Seit dreißig Jahren sind die Verbrechen des Staates unendlich viel zahlreicher als die Verbrechen der Einzelmenschen.

Unsere Gesellschaft muß sich also viel weniger vor dem Individuum schützen als vor dem Staat. Vielleicht sind in dreißig Jahren die Verhältnisse umgekehrt. Im gegenwärtigen Augenblick jedoch muß die Notwehr sich in erster Linie gegen den Staat richten.

Blutige Gesetzte schaffen blutige Sitten, ist gesagt worden. Aber es kann in einer gegebenen Gesellschaft zu einem Zustand kommen, da allen Ausschreitungen zum Trotz die Sitten nie so blutig werden können wie die Gesetze. Halb Europa kennt diesen Zustand. Wir Franzosen haben ihn ebenfalls erlebt und laufen Gefahr, ihn wieder zu erleben. Die unter der Besetzung Hingerichteten haben die nach der Befreiung Hingerichteten im Gefolge gehabt, deren Freunde wiederum von Vergeltung träumen. Anderswo bereiten von allzuviel Verbrechen belastete Staaten sich vor, ihre Schuld unter noch ärgeren Metzeleien zu begraben. Man tötet für ein Volk oder eine Klasse der Zukunft, die vergöttlicht werden. Man tötet für eine Gesellschaft der Zukunft, die ebenfalls vergöttlicht wird. Wer alles zu wissen vermeint, bildet sich ein, alles zu vermögen.

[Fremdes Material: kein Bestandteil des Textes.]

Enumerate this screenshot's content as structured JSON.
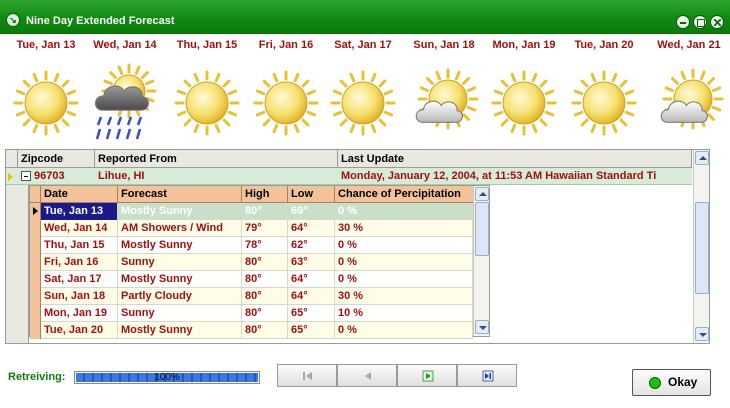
{
  "window": {
    "title": "Nine Day Extended Forecast"
  },
  "days": [
    {
      "label": "Tue, Jan 13",
      "icon": "sunny-icon"
    },
    {
      "label": "Wed, Jan 14",
      "icon": "showers-icon"
    },
    {
      "label": "Thu, Jan 15",
      "icon": "sunny-icon"
    },
    {
      "label": "Fri, Jan 16",
      "icon": "sunny-icon"
    },
    {
      "label": "Sat, Jan 17",
      "icon": "sunny-icon"
    },
    {
      "label": "Sun, Jan 18",
      "icon": "partly-cloudy-icon"
    },
    {
      "label": "Mon, Jan 19",
      "icon": "sunny-icon"
    },
    {
      "label": "Tue, Jan 20",
      "icon": "sunny-icon"
    },
    {
      "label": "Wed, Jan 21",
      "icon": "partly-cloudy-icon"
    }
  ],
  "grid": {
    "headers": {
      "zipcode": "Zipcode",
      "reported_from": "Reported From",
      "last_update": "Last Update"
    },
    "record": {
      "zipcode": "96703",
      "reported_from": "Lihue, HI",
      "last_update": "Monday, January 12, 2004, at 11:53 AM Hawaiian Standard Ti"
    }
  },
  "forecast": {
    "headers": {
      "date": "Date",
      "forecast": "Forecast",
      "high": "High",
      "low": "Low",
      "chance": "Chance of Percipitation"
    },
    "rows": [
      {
        "date": "Tue, Jan 13",
        "forecast": "Mostly Sunny",
        "high": "80°",
        "low": "69°",
        "chance": "0 %"
      },
      {
        "date": "Wed, Jan 14",
        "forecast": "AM Showers / Wind",
        "high": "79°",
        "low": "64°",
        "chance": "30 %"
      },
      {
        "date": "Thu, Jan 15",
        "forecast": "Mostly Sunny",
        "high": "78°",
        "low": "62°",
        "chance": "0 %"
      },
      {
        "date": "Fri, Jan 16",
        "forecast": "Sunny",
        "high": "80°",
        "low": "63°",
        "chance": "0 %"
      },
      {
        "date": "Sat, Jan 17",
        "forecast": "Mostly Sunny",
        "high": "80°",
        "low": "64°",
        "chance": "0 %"
      },
      {
        "date": "Sun, Jan 18",
        "forecast": "Partly Cloudy",
        "high": "80°",
        "low": "64°",
        "chance": "30 %"
      },
      {
        "date": "Mon, Jan 19",
        "forecast": "Sunny",
        "high": "80°",
        "low": "65°",
        "chance": "10 %"
      },
      {
        "date": "Tue, Jan 20",
        "forecast": "Mostly Sunny",
        "high": "80°",
        "low": "65°",
        "chance": "0 %"
      }
    ]
  },
  "status": {
    "label": "Retreiving:",
    "progress_text": "100%",
    "progress": 1.0
  },
  "nav": {
    "first": "first-record-icon",
    "prev": "previous-record-icon",
    "next": "next-record-icon",
    "last": "last-record-icon"
  },
  "okay": {
    "label": "Okay"
  },
  "colors": {
    "title_bar": "#118a11",
    "day_label": "#a01010",
    "cell_text": "#a01010",
    "sub_header": "#f2c39a",
    "selected_row": "#c9dfc9",
    "ok_dot": "#18c018"
  }
}
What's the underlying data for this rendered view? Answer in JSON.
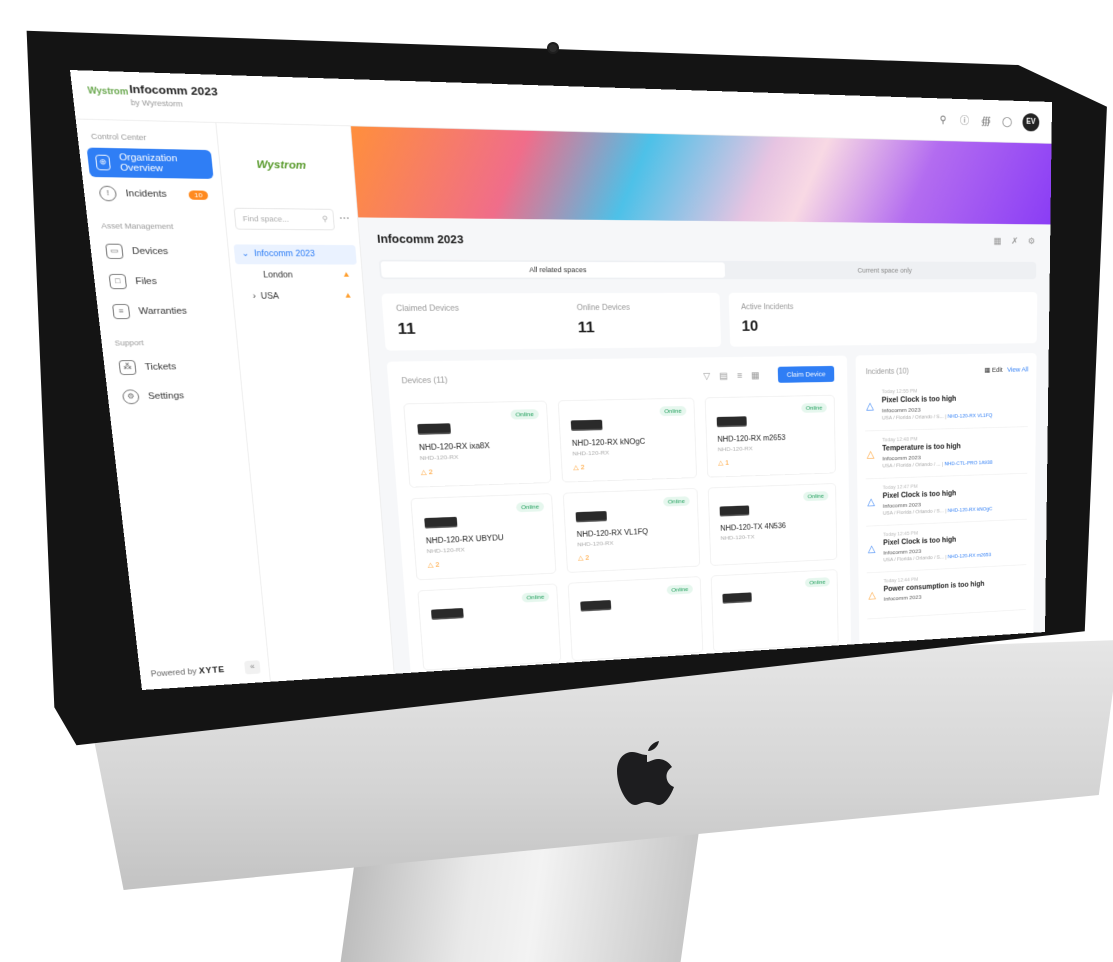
{
  "org": {
    "logo_text": "Wystrom",
    "title": "Infocomm 2023",
    "subtitle": "by Wyrestorm",
    "avatar_initials": "EV"
  },
  "sidebar": {
    "section_control": "Control Center",
    "item_overview": "Organization Overview",
    "item_incidents": "Incidents",
    "incidents_badge": "10",
    "section_assets": "Asset Management",
    "item_devices": "Devices",
    "item_files": "Files",
    "item_warranties": "Warranties",
    "section_support": "Support",
    "item_tickets": "Tickets",
    "item_settings": "Settings",
    "powered_by": "Powered by",
    "powered_brand": "XYTE"
  },
  "spaces": {
    "logo_text": "Wystrom",
    "search_placeholder": "Find space...",
    "tree": [
      {
        "label": "Infocomm 2023"
      },
      {
        "label": "London"
      },
      {
        "label": "USA"
      }
    ]
  },
  "main": {
    "page_title": "Infocomm 2023",
    "seg_all": "All related spaces",
    "seg_current": "Current space only",
    "stats": [
      {
        "label": "Claimed Devices",
        "value": "11"
      },
      {
        "label": "Online Devices",
        "value": "11"
      },
      {
        "label": "Active Incidents",
        "value": "10"
      }
    ],
    "devices_title": "Devices (11)",
    "claim_button": "Claim Device",
    "online_label": "Online",
    "devices": [
      {
        "name": "NHD-120-RX ixa8X",
        "model": "NHD-120-RX",
        "warn": "2"
      },
      {
        "name": "NHD-120-RX kNOgC",
        "model": "NHD-120-RX",
        "warn": "2"
      },
      {
        "name": "NHD-120-RX m2653",
        "model": "NHD-120-RX",
        "warn": "1"
      },
      {
        "name": "NHD-120-RX UBYDU",
        "model": "NHD-120-RX",
        "warn": "2"
      },
      {
        "name": "NHD-120-RX VL1FQ",
        "model": "NHD-120-RX",
        "warn": "2"
      },
      {
        "name": "NHD-120-TX 4N536",
        "model": "NHD-120-TX",
        "warn": ""
      }
    ],
    "incidents_title": "Incidents (10)",
    "incidents_edit": "Edit",
    "incidents_view_all": "View All",
    "incidents": [
      {
        "time": "Today 12:55 PM",
        "title": "Pixel Clock is too high",
        "space": "Infocomm 2023",
        "path": "USA / Florida / Orlando / S...",
        "device": "NHD-120-RX VL1FQ",
        "level": "info"
      },
      {
        "time": "Today 12:48 PM",
        "title": "Temperature is too high",
        "space": "Infocomm 2023",
        "path": "USA / Florida / Orlando / ...",
        "device": "NHD-CTL-PRO 1A938",
        "level": "warn"
      },
      {
        "time": "Today 12:47 PM",
        "title": "Pixel Clock is too high",
        "space": "Infocomm 2023",
        "path": "USA / Florida / Orlando / S...",
        "device": "NHD-120-RX kNOgC",
        "level": "info"
      },
      {
        "time": "Today 12:45 PM",
        "title": "Pixel Clock is too high",
        "space": "Infocomm 2023",
        "path": "USA / Florida / Orlando / S...",
        "device": "NHD-120-RX m2653",
        "level": "info"
      },
      {
        "time": "Today 12:44 PM",
        "title": "Power consumption is too high",
        "space": "Infocomm 2023",
        "path": "",
        "device": "",
        "level": "warn"
      }
    ]
  }
}
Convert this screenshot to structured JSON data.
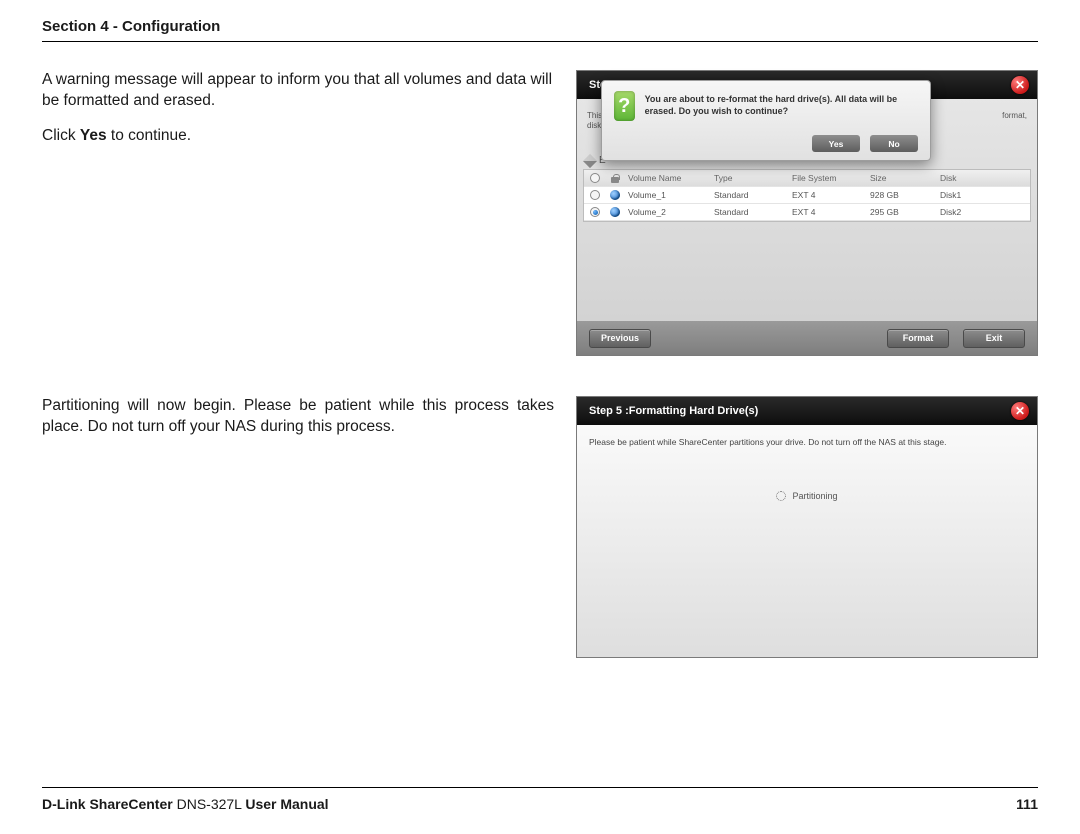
{
  "header": {
    "section_title": "Section 4 - Configuration"
  },
  "block1": {
    "para1": "A warning message will appear to inform you that all volumes and data will be formatted and erased.",
    "para2_prefix": "Click ",
    "para2_bold": "Yes",
    "para2_suffix": " to continue."
  },
  "shot1": {
    "title_visible": "Ste",
    "bg_line1": "This s",
    "bg_line2": "disk a",
    "bg_trail": "format,",
    "edit_label": "E",
    "table": {
      "headers": {
        "name": "Volume Name",
        "type": "Type",
        "fs": "File System",
        "size": "Size",
        "disk": "Disk"
      },
      "rows": [
        {
          "name": "Volume_1",
          "type": "Standard",
          "fs": "EXT 4",
          "size": "928 GB",
          "disk": "Disk1",
          "selected": false
        },
        {
          "name": "Volume_2",
          "type": "Standard",
          "fs": "EXT 4",
          "size": "295 GB",
          "disk": "Disk2",
          "selected": true
        }
      ]
    },
    "footer": {
      "previous": "Previous",
      "format": "Format",
      "exit": "Exit"
    },
    "modal": {
      "text": "You are about to re-format the hard drive(s). All data will be erased. Do you wish to continue?",
      "yes": "Yes",
      "no": "No"
    }
  },
  "block2": {
    "para": "Partitioning will now begin. Please be patient while this process takes place. Do not turn off your NAS during this process."
  },
  "shot2": {
    "title": "Step 5 :Formatting Hard Drive(s)",
    "msg": "Please be patient while ShareCenter partitions your drive. Do not turn off the NAS at this stage.",
    "status": "Partitioning"
  },
  "footer": {
    "brand_bold1": "D-Link ShareCenter",
    "model": " DNS-327L ",
    "brand_bold2": "User Manual",
    "page": "111"
  }
}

Irdische Götzen, die absoluten Glauben fordern, verkünden unermüdlich absolute Strafen. Und Religionen ohne Transzendenz töten massenweise Verurteilte ohne Hoffnung.

Wie kann unter diesen Umständen die europäische Gesellschaft der Jahrhundertmitte überleben, wenn sie nicht beschließt, den Einzelmenschen mit allen Mitteln gegen die Unterdrückung zu verteidigen? Die Hinrichtung eines Menschen untersagen, hieße öffentlich verkünden, daß die Gesellschaft und der Staat keine absoluten Werte sind und daß nichts sie dazu ermächtigt, endgültige Gesetze zu erlassen und Nichtwiedergutzumachendes zu schaffen.

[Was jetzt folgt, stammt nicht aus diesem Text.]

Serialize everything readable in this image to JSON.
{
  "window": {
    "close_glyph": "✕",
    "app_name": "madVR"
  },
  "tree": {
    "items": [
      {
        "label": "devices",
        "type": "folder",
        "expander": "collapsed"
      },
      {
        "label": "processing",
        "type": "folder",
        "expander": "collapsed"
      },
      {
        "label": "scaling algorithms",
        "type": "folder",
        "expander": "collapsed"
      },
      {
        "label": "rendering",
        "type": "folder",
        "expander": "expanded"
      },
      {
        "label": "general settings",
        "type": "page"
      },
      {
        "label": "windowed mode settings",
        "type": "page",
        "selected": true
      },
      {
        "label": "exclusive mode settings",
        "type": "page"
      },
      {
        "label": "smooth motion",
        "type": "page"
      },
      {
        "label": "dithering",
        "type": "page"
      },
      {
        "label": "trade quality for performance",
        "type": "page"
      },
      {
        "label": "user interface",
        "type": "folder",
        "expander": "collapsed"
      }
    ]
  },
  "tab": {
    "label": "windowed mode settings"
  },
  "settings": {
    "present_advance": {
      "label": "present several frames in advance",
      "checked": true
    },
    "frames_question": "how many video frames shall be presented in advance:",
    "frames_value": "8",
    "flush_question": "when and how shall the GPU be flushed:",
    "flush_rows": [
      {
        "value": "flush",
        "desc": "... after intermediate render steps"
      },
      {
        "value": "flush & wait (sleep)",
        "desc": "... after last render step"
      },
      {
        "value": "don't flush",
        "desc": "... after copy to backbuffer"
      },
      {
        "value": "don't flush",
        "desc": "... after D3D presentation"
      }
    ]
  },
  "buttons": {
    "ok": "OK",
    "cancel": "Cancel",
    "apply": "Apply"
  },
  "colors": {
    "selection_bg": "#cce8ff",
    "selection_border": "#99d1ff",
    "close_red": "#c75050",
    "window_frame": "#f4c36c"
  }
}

„Das Schafott beweist immer eines“, sagt Francart, „nämlich daß das Leben des Menschen aufhört, heilig zu sein, sobald es zweckmäßig erscheint, ihn zu töten.“ Offenbar wird dies mit der Zeit immer zweckmäßiger. Das Beispiel pflanzt sich fort, die Ansteckung breitet sich aus. Und mit ihr die Unordnung des Nihilismus. Darum ist es nötig, auf augenfällige Weise Einhalt zu gebieten und in den Grundsätzen und den Einrichtungen zu verkünden, daß die menschliche Person über dem Staat steht.

Die hier abgedruckten Gedanken sind Auszüge aus dem Essay „Die Guillotine“, der in dem Camus-Sammelband „Fragen der Zeit“ 1960 im Rowohlt Verlag erschienen ist.